Scrape Sports Scores from ESPN (Python + ProxiesAPI)
ESPN’s scoreboards are a great real-world scraping target:
- the page changes throughout the day (live + final)
- the same “game” appears in multiple views (desktop, mobile)
- the HTML structure evolves over time
In this guide we’ll build a production-grade ESPN scoreboard scraper in Python that:
- fetches an ESPN scoreboard page for a given sport + date
- extracts each game’s teams, scores, status, and links
- normalizes the data into a tabular format
- exports both CSV and JSON
- includes a screenshot of the scoreboard we scraped

Scoreboards are high-traffic pages and can rate-limit or change quickly. ProxiesAPI helps you keep requests reliable as you crawl multiple sports, dates, and leagues.

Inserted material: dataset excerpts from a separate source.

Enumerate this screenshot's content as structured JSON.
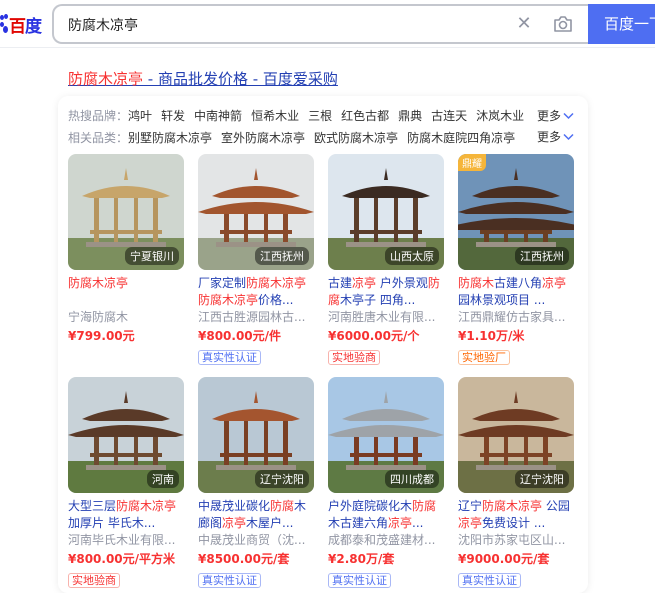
{
  "header": {
    "logo_bai": "百",
    "logo_du": "度",
    "search_value": "防腐木凉亭",
    "search_button": "百度一下"
  },
  "result": {
    "title_hl": "防腐木凉亭",
    "title_rest": " - 商品批发价格 - 百度爱采购"
  },
  "filters": {
    "hot_label": "热搜品牌：",
    "hot_items": [
      "鸿叶",
      "轩发",
      "中南神箭",
      "恒希木业",
      "三根",
      "红色古都",
      "鼎典",
      "古连天",
      "沐岚木业"
    ],
    "related_label": "相关品类：",
    "related_items": [
      "别墅防腐木凉亭",
      "室外防腐木凉亭",
      "欧式防腐木凉亭",
      "防腐木庭院四角凉亭"
    ],
    "more_label": "更多"
  },
  "products": [
    {
      "loc": "宁夏银川",
      "badge": "",
      "title": [
        [
          "hl",
          "防腐木凉亭"
        ]
      ],
      "company": "宁海防腐木",
      "price": "¥799.00元",
      "tag": "",
      "tag_type": ""
    },
    {
      "loc": "江西抚州",
      "badge": "",
      "title": [
        [
          "n",
          "厂家定制"
        ],
        [
          "hl",
          "防腐木凉亭"
        ],
        [
          "n",
          " "
        ],
        [
          "hl",
          "防腐木凉亭"
        ],
        [
          "n",
          "价格..."
        ]
      ],
      "company": "江西古胜源园林古...",
      "price": "¥800.00元/件",
      "tag": "真实性认证",
      "tag_type": "real"
    },
    {
      "loc": "山西太原",
      "badge": "",
      "title": [
        [
          "n",
          "古建"
        ],
        [
          "hl",
          "凉亭"
        ],
        [
          "n",
          " 户外景观"
        ],
        [
          "hl",
          "防腐"
        ],
        [
          "n",
          "木亭子 四角..."
        ]
      ],
      "company": "河南胜唐木业有限...",
      "price": "¥6000.00元/个",
      "tag": "实地验商",
      "tag_type": "visit"
    },
    {
      "loc": "江西抚州",
      "badge": "鼎耀",
      "title": [
        [
          "hl",
          "防腐木"
        ],
        [
          "n",
          "古建八角"
        ],
        [
          "hl",
          "凉亭"
        ],
        [
          "n",
          " 园林景观项目 ..."
        ]
      ],
      "company": "江西鼎耀仿古家具...",
      "price": "¥1.10万/米",
      "tag": "实地验厂",
      "tag_type": "factory"
    },
    {
      "loc": "河南",
      "badge": "",
      "title": [
        [
          "n",
          "大型三层"
        ],
        [
          "hl",
          "防腐木凉亭"
        ],
        [
          "n",
          " 加厚片 毕氏木..."
        ]
      ],
      "company": "河南毕氏木业有限...",
      "price": "¥800.00元/平方米",
      "tag": "实地验商",
      "tag_type": "visit"
    },
    {
      "loc": "辽宁沈阳",
      "badge": "",
      "title": [
        [
          "n",
          "中晟茂业碳化"
        ],
        [
          "hl",
          "防腐"
        ],
        [
          "n",
          "木 廊阁"
        ],
        [
          "hl",
          "凉亭"
        ],
        [
          "n",
          "木屋户..."
        ]
      ],
      "company": "中晟茂业商贸（沈...",
      "price": "¥8500.00元/套",
      "tag": "真实性认证",
      "tag_type": "real"
    },
    {
      "loc": "四川成都",
      "badge": "",
      "title": [
        [
          "n",
          "户外庭院碳化木"
        ],
        [
          "hl",
          "防腐"
        ],
        [
          "n",
          " 木古建六角"
        ],
        [
          "hl",
          "凉亭"
        ],
        [
          "n",
          "..."
        ]
      ],
      "company": "成都泰和茂盛建材...",
      "price": "¥2.80万/套",
      "tag": "真实性认证",
      "tag_type": "real"
    },
    {
      "loc": "辽宁沈阳",
      "badge": "",
      "title": [
        [
          "n",
          "辽宁"
        ],
        [
          "hl",
          "防腐木凉亭"
        ],
        [
          "n",
          " 公园"
        ],
        [
          "hl",
          "凉亭"
        ],
        [
          "n",
          "免费设计 ..."
        ]
      ],
      "company": "沈阳市苏家屯区山...",
      "price": "¥9000.00元/套",
      "tag": "真实性认证",
      "tag_type": "real"
    }
  ]
}
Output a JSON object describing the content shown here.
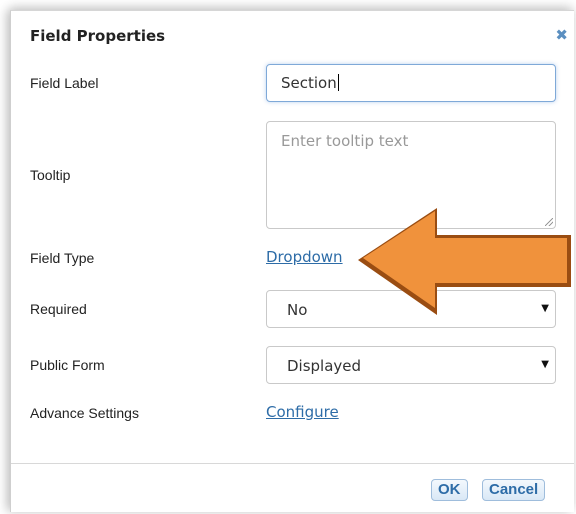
{
  "dialog": {
    "title": "Field Properties",
    "close_glyph": "✖",
    "fields": {
      "field_label": {
        "label": "Field Label",
        "value": "Section"
      },
      "tooltip": {
        "label": "Tooltip",
        "placeholder": "Enter tooltip text"
      },
      "field_type": {
        "label": "Field Type",
        "value": "Dropdown"
      },
      "required": {
        "label": "Required",
        "selected": "No"
      },
      "public_form": {
        "label": "Public Form",
        "selected": "Displayed"
      },
      "advance_settings": {
        "label": "Advance Settings",
        "link": "Configure"
      }
    },
    "buttons": {
      "ok": "OK",
      "cancel": "Cancel"
    }
  },
  "annotation": {
    "arrow_color": "#f0923c",
    "arrow_outline": "#9a4d12",
    "points_to": "field_type"
  },
  "colors": {
    "link": "#2d6ca7",
    "focus_border": "#7fa9d8",
    "button_text": "#2d6ca7"
  }
}
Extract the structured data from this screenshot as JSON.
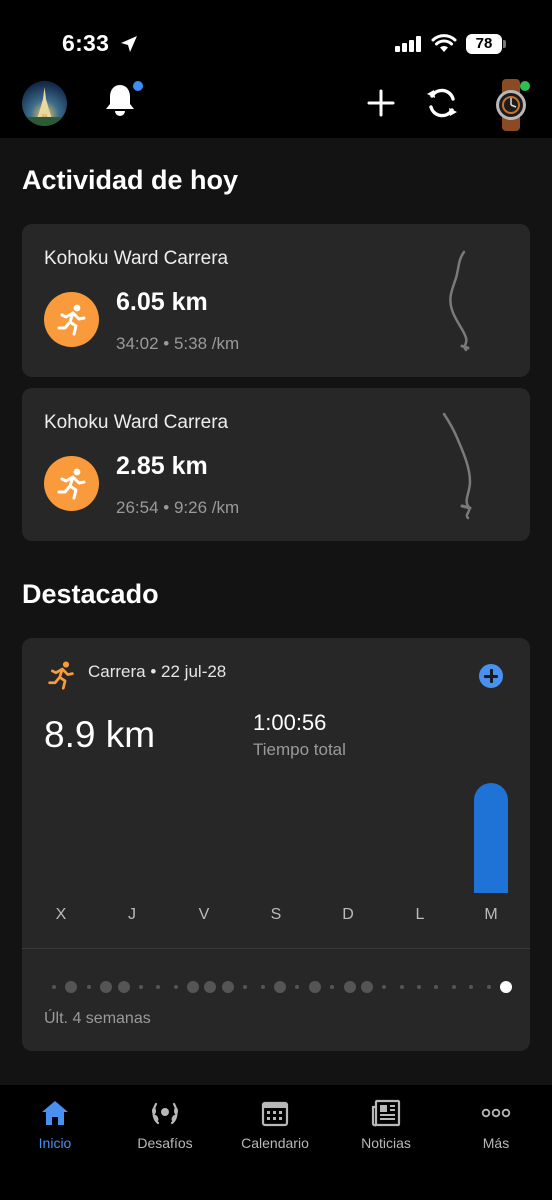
{
  "status_bar": {
    "time": "6:33",
    "battery": "78"
  },
  "today": {
    "title": "Actividad de hoy",
    "activities": [
      {
        "title": "Kohoku Ward Carrera",
        "distance": "6.05 km",
        "duration": "34:02",
        "pace": "5:38 /km"
      },
      {
        "title": "Kohoku Ward Carrera",
        "distance": "2.85 km",
        "duration": "26:54",
        "pace": "9:26 /km"
      }
    ]
  },
  "highlight": {
    "title": "Destacado",
    "activity_type": "Carrera",
    "date": "22 jul-28",
    "distance": "8.9 km",
    "total_time": "1:00:56",
    "total_time_label": "Tiempo total",
    "days": [
      "X",
      "J",
      "V",
      "S",
      "D",
      "L",
      "M"
    ],
    "weeks_label": "Últ. 4 semanas"
  },
  "chart_data": {
    "type": "bar",
    "categories": [
      "X",
      "J",
      "V",
      "S",
      "D",
      "L",
      "M"
    ],
    "values": [
      0,
      0,
      0,
      0,
      0,
      0,
      8.9
    ],
    "title": "",
    "xlabel": "",
    "ylabel": ""
  },
  "tabs": [
    {
      "label": "Inicio",
      "icon": "home-icon",
      "active": true
    },
    {
      "label": "Desafíos",
      "icon": "laurel-icon",
      "active": false
    },
    {
      "label": "Calendario",
      "icon": "calendar-icon",
      "active": false
    },
    {
      "label": "Noticias",
      "icon": "newspaper-icon",
      "active": false
    },
    {
      "label": "Más",
      "icon": "more-icon",
      "active": false
    }
  ],
  "colors": {
    "accent": "#4a90f0",
    "activity_orange": "#f99a3c",
    "bar_blue": "#1f72d6"
  }
}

What we’re scraping (and why ESPN can be tricky)
ESPN has many “scoreboard” URLs. Common patterns include:
- NFL scoreboard (often redirects / varies by season):
https://www.espn.com/nfl/scoreboard - NBA scoreboard:
https://www.espn.com/nba/scoreboard - MLB scoreboard:
https://www.espn.com/mlb/scoreboard
Many scoreboards also support a ?date=YYYYMMDD query parameter.
Two challenges you’ll typically hit:
- Multiple render paths: ESPN serves different HTML depending on user agent and experiments.
- Selector drift: class names and layout change, so you need robust fallbacks.
So our approach will be:
- parse the page as HTML first (fast, simple)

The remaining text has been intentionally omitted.